Via de regra, o controle das fábricas é muito mais rigoroso que o do mercado paralelo. Por isso é mais seguro optar por esse tipo de revestimento quando se trata de acessório original – ou no máximo quando é instalado na concessionária e vem com garantia. Se resolver investir num revestimento colocado fora da autorizada, prefira o natural. Nesse caso, confira a parte traseira do material que será colocado no banco: ele tem aparência e toque aveludados, como se fosse camurça, diferentemente do sintético, que tem trama regular igual a um tecido.
Entre as características físicas do sintético de boa qualidade, percebe-se que ele é macio, flexível, tem textura igual à do couro animal, tem o mesmo cheiro e não apresenta o ressecamento característico do vinil. Ao ser dobrado com muita força, o couro legítimo mostra pequenas rugas, como até a pele humana apresenta. Já o artificial, seja bom ou seja ruim, não apresenta essas rugas. O sintético de baixa qualidade, porém, é brilhante, tem textura grosseira e é pouco agradável ao toque. Quanto mais “plastificado” e distante da aparência do couro animal, pior a qualidade do couro sintético. Ao longo do tempo, a durabilidade também costuma ser inferior.
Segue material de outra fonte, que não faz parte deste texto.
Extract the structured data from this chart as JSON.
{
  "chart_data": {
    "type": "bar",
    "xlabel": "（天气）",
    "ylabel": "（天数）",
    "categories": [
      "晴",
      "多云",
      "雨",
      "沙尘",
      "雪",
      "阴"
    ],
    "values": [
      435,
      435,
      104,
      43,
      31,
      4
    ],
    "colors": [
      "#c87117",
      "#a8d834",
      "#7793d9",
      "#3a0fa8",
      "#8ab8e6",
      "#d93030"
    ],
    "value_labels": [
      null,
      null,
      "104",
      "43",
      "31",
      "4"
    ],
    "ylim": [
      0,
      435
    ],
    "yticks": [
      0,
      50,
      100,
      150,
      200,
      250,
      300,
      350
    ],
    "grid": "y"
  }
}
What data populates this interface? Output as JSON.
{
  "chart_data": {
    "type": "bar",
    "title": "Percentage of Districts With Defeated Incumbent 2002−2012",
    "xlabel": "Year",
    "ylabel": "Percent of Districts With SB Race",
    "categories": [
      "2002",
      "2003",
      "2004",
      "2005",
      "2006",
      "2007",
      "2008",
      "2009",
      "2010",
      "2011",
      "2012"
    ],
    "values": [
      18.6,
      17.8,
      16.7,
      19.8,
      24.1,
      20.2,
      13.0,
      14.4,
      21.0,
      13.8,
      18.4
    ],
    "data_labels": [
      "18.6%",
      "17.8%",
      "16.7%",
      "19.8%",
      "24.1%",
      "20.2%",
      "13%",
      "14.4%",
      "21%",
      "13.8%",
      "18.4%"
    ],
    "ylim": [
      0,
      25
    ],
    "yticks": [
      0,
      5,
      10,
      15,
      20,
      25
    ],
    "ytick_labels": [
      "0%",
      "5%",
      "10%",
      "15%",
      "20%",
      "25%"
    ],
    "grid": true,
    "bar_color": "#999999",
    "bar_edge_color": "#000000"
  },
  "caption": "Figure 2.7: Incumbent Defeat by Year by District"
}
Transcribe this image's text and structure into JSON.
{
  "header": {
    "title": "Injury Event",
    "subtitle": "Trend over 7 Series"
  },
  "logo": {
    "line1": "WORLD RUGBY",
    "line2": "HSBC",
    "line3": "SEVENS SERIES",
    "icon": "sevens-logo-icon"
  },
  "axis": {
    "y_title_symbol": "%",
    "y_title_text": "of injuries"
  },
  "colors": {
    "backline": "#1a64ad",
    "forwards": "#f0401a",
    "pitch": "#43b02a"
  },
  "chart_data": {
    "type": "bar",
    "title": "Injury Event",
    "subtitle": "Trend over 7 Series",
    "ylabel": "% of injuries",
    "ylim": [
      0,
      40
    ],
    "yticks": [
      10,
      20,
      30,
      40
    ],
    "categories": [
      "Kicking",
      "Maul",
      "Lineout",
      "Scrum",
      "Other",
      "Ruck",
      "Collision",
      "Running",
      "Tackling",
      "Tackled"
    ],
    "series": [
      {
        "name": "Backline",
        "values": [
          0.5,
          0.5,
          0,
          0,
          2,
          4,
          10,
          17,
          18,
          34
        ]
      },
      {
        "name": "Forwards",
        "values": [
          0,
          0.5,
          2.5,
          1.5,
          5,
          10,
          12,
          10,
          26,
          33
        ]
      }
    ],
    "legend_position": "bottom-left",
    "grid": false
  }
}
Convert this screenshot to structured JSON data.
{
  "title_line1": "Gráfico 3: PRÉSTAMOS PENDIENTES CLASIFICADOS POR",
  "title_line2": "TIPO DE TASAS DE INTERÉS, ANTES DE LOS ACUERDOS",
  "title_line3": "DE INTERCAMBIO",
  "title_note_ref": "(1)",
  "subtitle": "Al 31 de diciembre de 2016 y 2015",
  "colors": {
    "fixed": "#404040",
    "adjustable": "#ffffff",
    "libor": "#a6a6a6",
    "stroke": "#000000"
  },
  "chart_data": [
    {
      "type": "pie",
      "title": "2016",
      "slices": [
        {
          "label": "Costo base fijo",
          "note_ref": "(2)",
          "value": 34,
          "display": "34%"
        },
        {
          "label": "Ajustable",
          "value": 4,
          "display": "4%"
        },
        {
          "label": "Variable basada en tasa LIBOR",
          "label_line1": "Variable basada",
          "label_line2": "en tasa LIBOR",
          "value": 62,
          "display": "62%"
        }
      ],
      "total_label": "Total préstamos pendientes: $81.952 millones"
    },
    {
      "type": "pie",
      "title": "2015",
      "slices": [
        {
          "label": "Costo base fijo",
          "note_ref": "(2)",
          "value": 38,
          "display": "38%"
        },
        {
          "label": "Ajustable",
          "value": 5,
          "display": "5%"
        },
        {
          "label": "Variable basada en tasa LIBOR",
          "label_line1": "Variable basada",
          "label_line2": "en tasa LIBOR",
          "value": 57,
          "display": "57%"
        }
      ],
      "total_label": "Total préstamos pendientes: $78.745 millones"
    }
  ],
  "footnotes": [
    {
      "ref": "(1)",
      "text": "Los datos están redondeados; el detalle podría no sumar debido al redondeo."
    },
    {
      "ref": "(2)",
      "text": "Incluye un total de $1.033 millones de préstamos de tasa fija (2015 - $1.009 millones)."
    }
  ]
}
O revestimento de couro, sintético ou animal, é sempre mais caro que o tecido, mas traz suas vantagens. O tecido é um material mais acessível e mais elástico que o couro, porém é mais difícil de limpar e está mais sujeito a cortes e a desfiar, além de não transmitir a mesma sensação de qualidade. No entanto, a disseminação do uso do couro sintético poderá, segundo os especialistas, até nivelar no futuro o preço ao do tecido. E com isso a escolha de ter couro ou não nos bancos não dependerá mais da capacidade do bolso e sim da vontade do cliente, como hoje é a cor do automóvel.
NO TEMPO DO VINIL
Os bancos revestidos de couro nasceram praticamente com os automóveis, no fim do século 19. Como a maioria dos veículos era aberta, o couro era o único material que resistia às variações do tempo. Henry Ford chegou a ter fazendas para produzir o couro do Modelo T, entre outros. Era uma forma de controlar o preço no mercado – do contrário, dependeria do bom humor dos comerciantes de couro para outros objetos, como sapatos e roupas. Nos anos 1940 e 1950, o couro perdeu espaço nos bancos para as casimiras. Com o decorrer do tempo, os carros passaram a ser fechados com teto rígido e climatizados e, assim, a casimira passou a ser vista como mais nobre e inovadora que o couro. No Brasil, o Aero Willys 1962 saía de fábrica com banco inteiriço de couro. Porém os motoristas se queixavam que escorregavam muito nas curvas, pois ainda não existia o cinto de segurança. Depois houve predomínio do vinil, que era liso, brilhante e mais escorregadio, além de esquentar muito sob o sol, mas vinha com várias cores e tonalidades. A napa, um vinil de melhor qualidade, foi o primeiro produto com granulação parecida com a do couro e de maciez superior.
ARTIGO CARO
Não é qualquer couro artificial que tem um padrão de qualidade que possa ser confundido com sua versão animal. É o caso do MB-Tex da Mercedes-Benz (que o chama hoje de Artico) ou do Sensatec da BMW, que utilizam o material em seus modelos ou versões mais baratos. No caso da Mercedes, ele é usado desde antes dos anos 80 e há relatos de carros que mantêm até hoje a boa aparência.